Once developed and validated, these novel tools will generate expression profiles of multiple proteins and hormones associated with physiological homeostasis that may provide sensitive and reliable markers of health and reproductive status in bears. These novel techniques also have a broader application to any species at risk and can be used as sensitive conservation tools to detect new threats to the health of individual animals well in advance of population-level effects by providing an early warning of population decline. Therefore, industry partners will be able to more effectively monitor the health of wild species inhabiting areas associated with industry activities and establish baseline health information on wild species inhabiting areas identified for future industry activities. By developing these techniques, we aim to create a novel method by which scientists and managers around the world can further monitor species-at-risk that reside on changing landscapes. Our team thanks our industry and academic partners for continuing to support this research.

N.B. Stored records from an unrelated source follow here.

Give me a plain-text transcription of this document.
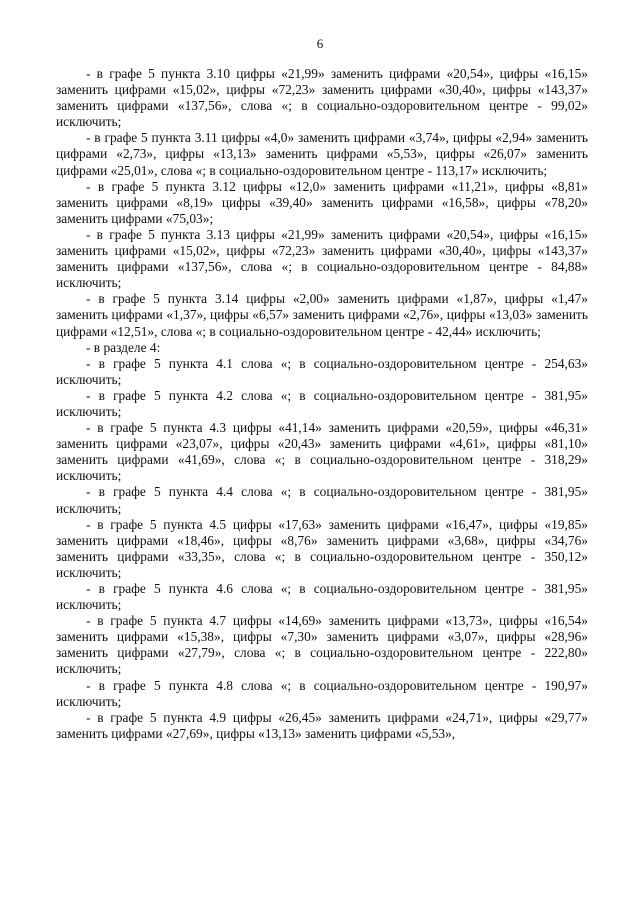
6

- в графе 5 пункта 3.10 цифры «21,99» заменить цифрами «20,54», цифры «16,15» заменить цифрами «15,02», цифры «72,23» заменить цифрами «30,40», цифры «143,37» заменить цифрами «137,56», слова «; в социально-оздоровительном центре - 99,02» исключить;

- в графе 5 пункта 3.11 цифры «4,0» заменить цифрами «3,74», цифры «2,94» заменить цифрами «2,73», цифры «13,13» заменить цифрами «5,53», цифры «26,07» заменить цифрами «25,01», слова «; в социально-оздоровительном центре - 113,17» исключить;

- в графе 5 пункта 3.12 цифры «12,0» заменить цифрами «11,21», цифры «8,81» заменить цифрами «8,19» цифры «39,40» заменить цифрами «16,58», цифры «78,20» заменить цифрами «75,03»;

- в графе 5 пункта 3.13 цифры «21,99» заменить цифрами «20,54», цифры «16,15» заменить цифрами «15,02», цифры «72,23» заменить цифрами «30,40», цифры «143,37» заменить цифрами «137,56», слова «; в социально-оздоровительном центре - 84,88» исключить;

- в графе 5 пункта 3.14 цифры «2,00» заменить цифрами «1,87», цифры «1,47» заменить цифрами «1,37», цифры «6,57» заменить цифрами «2,76», цифры «13,03» заменить цифрами «12,51», слова «; в социально-оздоровительном центре - 42,44» исключить;

- в разделе 4:

- в графе 5 пункта 4.1 слова «; в социально-оздоровительном центре - 254,63» исключить;

- в графе 5 пункта 4.2 слова «; в социально-оздоровительном центре - 381,95» исключить;

- в графе 5 пункта 4.3 цифры «41,14» заменить цифрами «20,59», цифры «46,31» заменить цифрами «23,07», цифры «20,43» заменить цифрами «4,61», цифры «81,10» заменить цифрами «41,69», слова «; в социально-оздоровительном центре - 318,29» исключить;

- в графе 5 пункта 4.4 слова «; в социально-оздоровительном центре - 381,95» исключить;

- в графе 5 пункта 4.5 цифры «17,63» заменить цифрами «16,47», цифры «19,85» заменить цифрами «18,46», цифры «8,76» заменить цифрами «3,68», цифры «34,76» заменить цифрами «33,35», слова «; в социально-оздоровительном центре - 350,12» исключить;

- в графе 5 пункта 4.6 слова «; в социально-оздоровительном центре - 381,95» исключить;

- в графе 5 пункта 4.7 цифры «14,69» заменить цифрами «13,73», цифры «16,54» заменить цифрами «15,38», цифры «7,30» заменить цифрами «3,07», цифры «28,96» заменить цифрами «27,79», слова «; в социально-оздоровительном центре - 222,80» исключить;

- в графе 5 пункта 4.8 слова «; в социально-оздоровительном центре - 190,97» исключить;

- в графе 5 пункта 4.9 цифры «26,45» заменить цифрами «24,71», цифры «29,77» заменить цифрами «27,69», цифры «13,13» заменить цифрами «5,53»,
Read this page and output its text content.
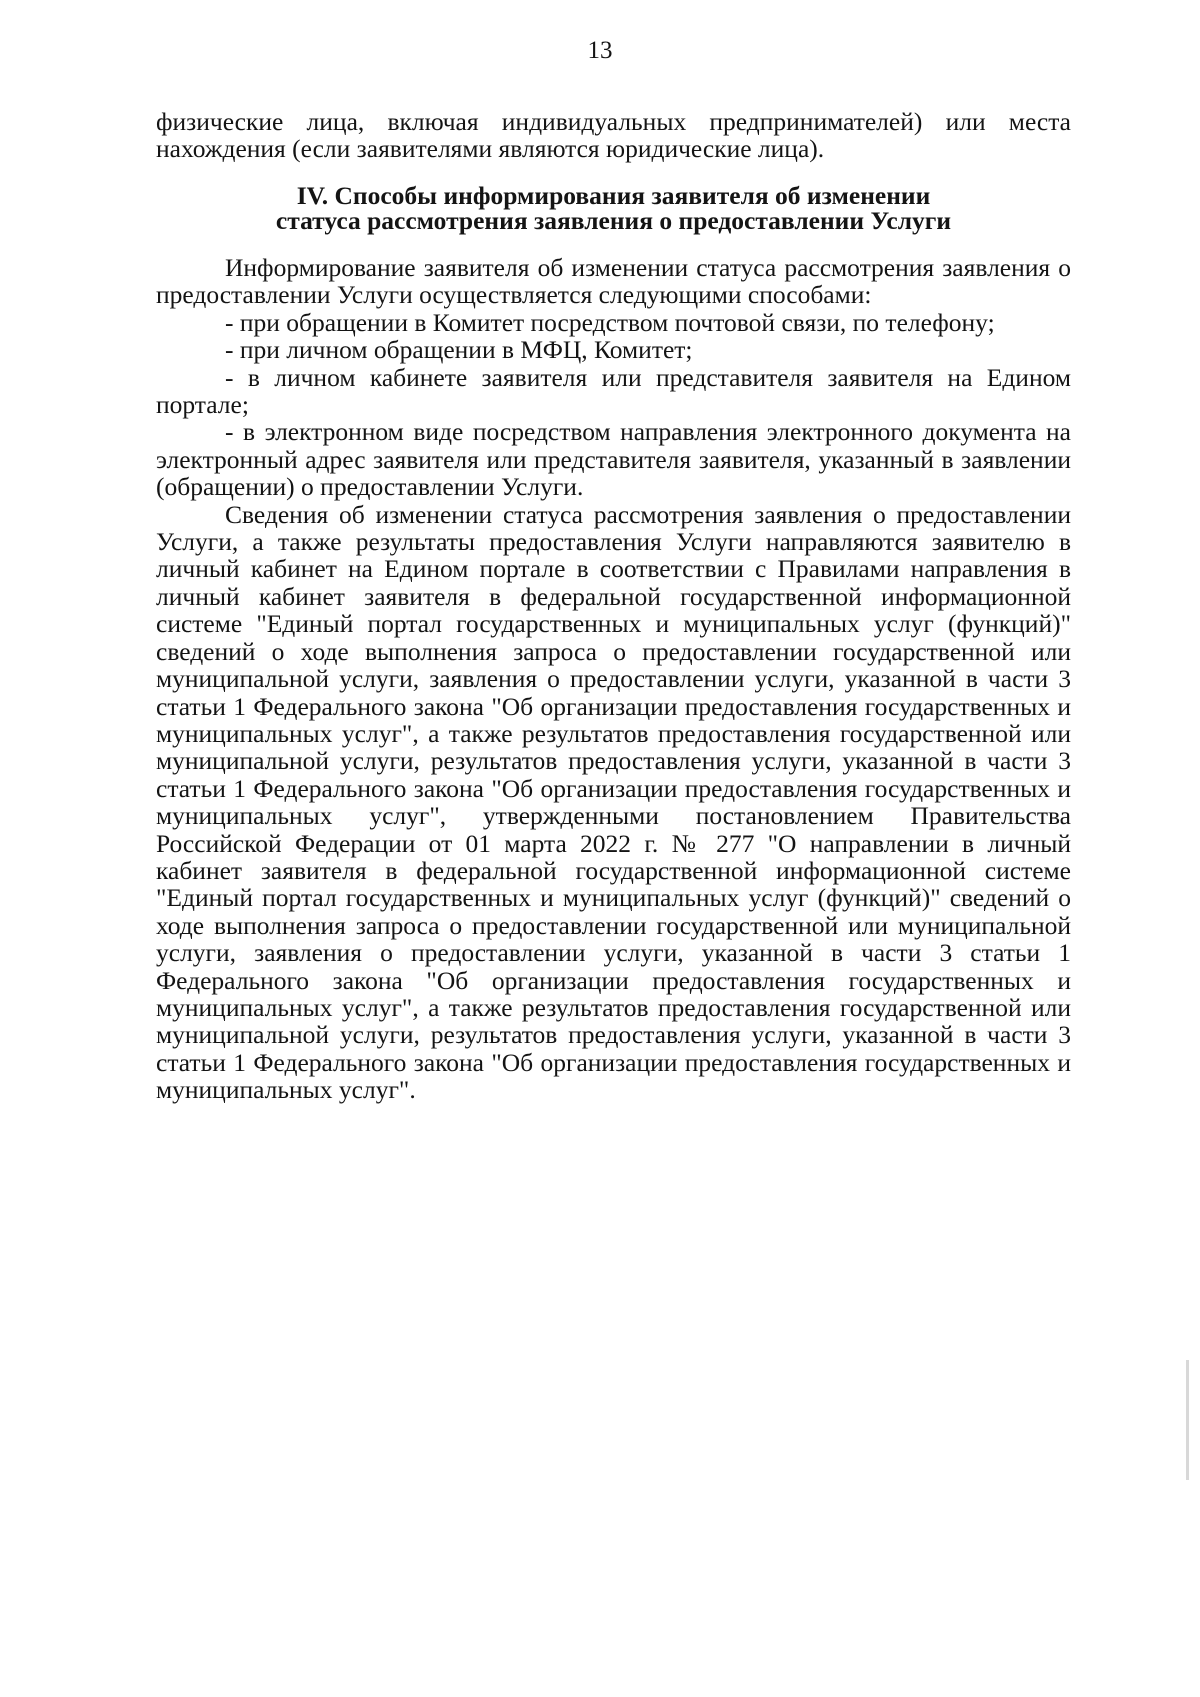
13

физические лица, включая индивидуальных предпринимателей) или места нахождения (если заявителями являются юридические лица).

IV. Способы информирования заявителя об изменении
статуса рассмотрения заявления о предоставлении Услуги

Информирование заявителя об изменении статуса рассмотрения заявления о предоставлении Услуги осуществляется следующими способами:

- при обращении в Комитет посредством почтовой связи, по телефону;

- при личном обращении в МФЦ, Комитет;

- в личном кабинете заявителя или представителя заявителя на Едином портале;

- в электронном виде посредством направления электронного документа на электронный адрес заявителя или представителя заявителя, указанный в заявлении (обращении) о предоставлении Услуги.

Сведения об изменении статуса рассмотрения заявления о предоставлении Услуги, а также результаты предоставления Услуги направляются заявителю в личный кабинет на Едином портале в соответствии с Правилами направления в личный кабинет заявителя в федеральной государственной информационной системе "Единый портал государственных и муниципальных услуг (функций)" сведений о ходе выполнения запроса о предоставлении государственной или муниципальной услуги, заявления о предоставлении услуги, указанной в части 3 статьи 1 Федерального закона "Об организации предоставления государственных и муниципальных услуг", а также результатов предоставления государственной или муниципальной услуги, результатов предоставления услуги, указанной в части 3 статьи 1 Федерального закона "Об организации предоставления государственных и муниципальных услуг", утвержденными постановлением Правительства Российской Федерации от 01 марта 2022 г. № 277 "О направлении в личный кабинет заявителя в федеральной государственной информационной системе "Единый портал государственных и муниципальных услуг (функций)" сведений о ходе выполнения запроса о предоставлении государственной или муниципальной услуги, заявления о предоставлении услуги, указанной в части 3 статьи 1 Федерального закона "Об организации предоставления государственных и муниципальных услуг", а также результатов предоставления государственной или муниципальной услуги, результатов предоставления услуги, указанной в части 3 статьи 1 Федерального закона "Об организации предоставления государственных и муниципальных услуг".
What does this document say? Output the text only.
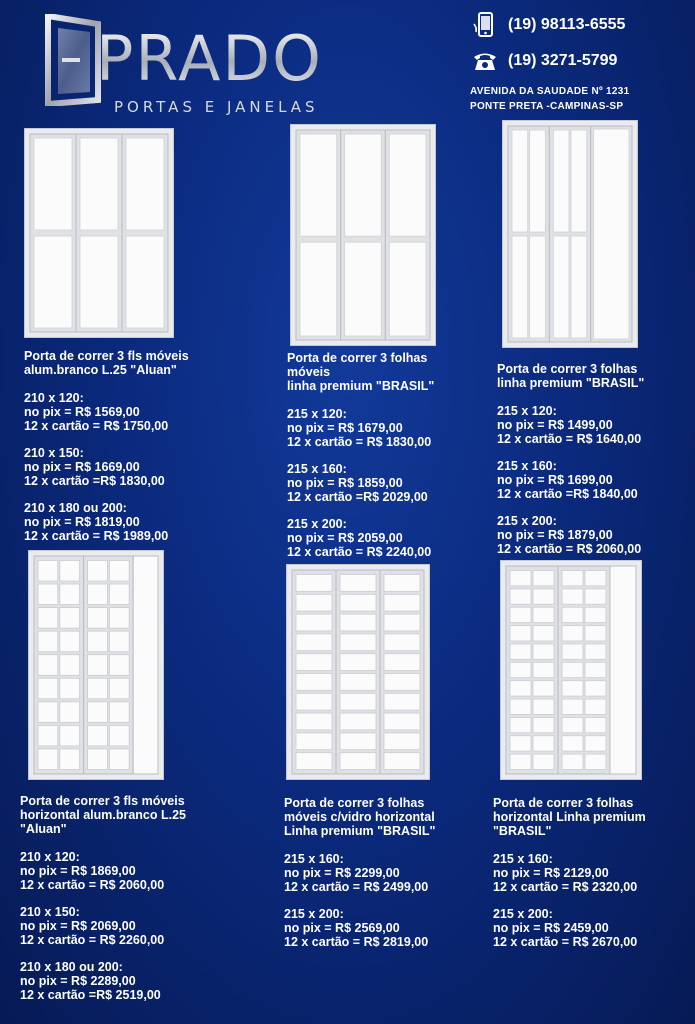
PRADO
PORTAS E JANELAS
(19) 98113-6555
(19) 3271-5799
AVENIDA DA SAUDADE Nº 1231
PONTE PRETA -CAMPINAS-SP
Porta de correr 3 fls móveis
alum.branco L.25 "Aluan"
210 x 120:
no pix = R$ 1569,00
12 x cartão = R$ 1750,00
210 x 150:
no pix = R$ 1669,00
12 x cartão =R$ 1830,00
210 x 180 ou 200:
no pix = R$ 1819,00
12 x cartão = R$ 1989,00
Porta de correr 3 folhas
móveis
linha premium "BRASIL"
215 x 120:
no pix = R$ 1679,00
12 x cartão = R$ 1830,00
215 x 160:
no pix = R$ 1859,00
12 x cartão =R$ 2029,00
215 x 200:
no pix = R$ 2059,00
12 x cartão = R$ 2240,00
Porta de correr 3 folhas
linha premium "BRASIL"
215 x 120:
no pix = R$ 1499,00
12 x cartão = R$ 1640,00
215 x 160:
no pix = R$ 1699,00
12 x cartão =R$ 1840,00
215 x 200:
no pix = R$ 1879,00
12 x cartão = R$ 2060,00
Porta de correr 3 fls móveis
horizontal alum.branco L.25
"Aluan"
210 x 120:
no pix = R$ 1869,00
12 x cartão = R$ 2060,00
210 x 150:
no pix = R$ 2069,00
12 x cartão = R$ 2260,00
210 x 180 ou 200:
no pix = R$ 2289,00
12 x cartão =R$ 2519,00
Porta de correr 3 folhas
móveis c/vidro horizontal
Linha premium "BRASIL"
215 x 160:
no pix = R$ 2299,00
12 x cartão = R$ 2499,00
215 x 200:
no pix = R$ 2569,00
12 x cartão = R$ 2819,00
Porta de correr 3 folhas
horizontal Linha premium
"BRASIL"
215 x 160:
no pix = R$ 2129,00
12 x cartão = R$ 2320,00
215 x 200:
no pix = R$ 2459,00
12 x cartão = R$ 2670,00
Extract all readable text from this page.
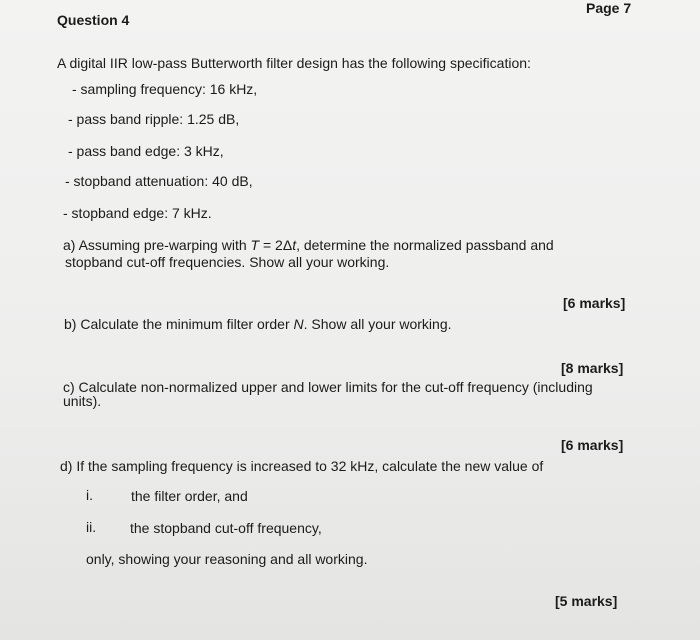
Page 7
Question 4
A digital IIR low-pass Butterworth filter design has the following specification:
- sampling frequency: 16 kHz,
- pass band ripple: 1.25 dB,
- pass band edge: 3 kHz,
- stopband attenuation: 40 dB,
- stopband edge: 7 kHz.
a) Assuming pre-warping with T = 2Δt, determine the normalized passband and
stopband cut-off frequencies. Show all your working.
[6 marks]
b) Calculate the minimum filter order N. Show all your working.
[8 marks]
c) Calculate non-normalized upper and lower limits for the cut-off frequency (including
units).
[6 marks]
d) If the sampling frequency is increased to 32 kHz, calculate the new value of
i.	the filter order, and
ii. the stopband cut-off frequency,
only, showing your reasoning and all working.
[5 marks]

We appreciate our industrial partners’ continued support in collecting and providing our HQPs with field data. Sean Kearney received from our partners data collected from mobile devices to develop a final calibration/validation dataset to improve the final model, assess accuracy, and ultimately apply it to the entire Yellowhead study area. From these data, Sean, in coordination with Greg Rickbeil, was able to organize several datasets to begin analysis on the spatial and temporal patterns of human activity within the study area.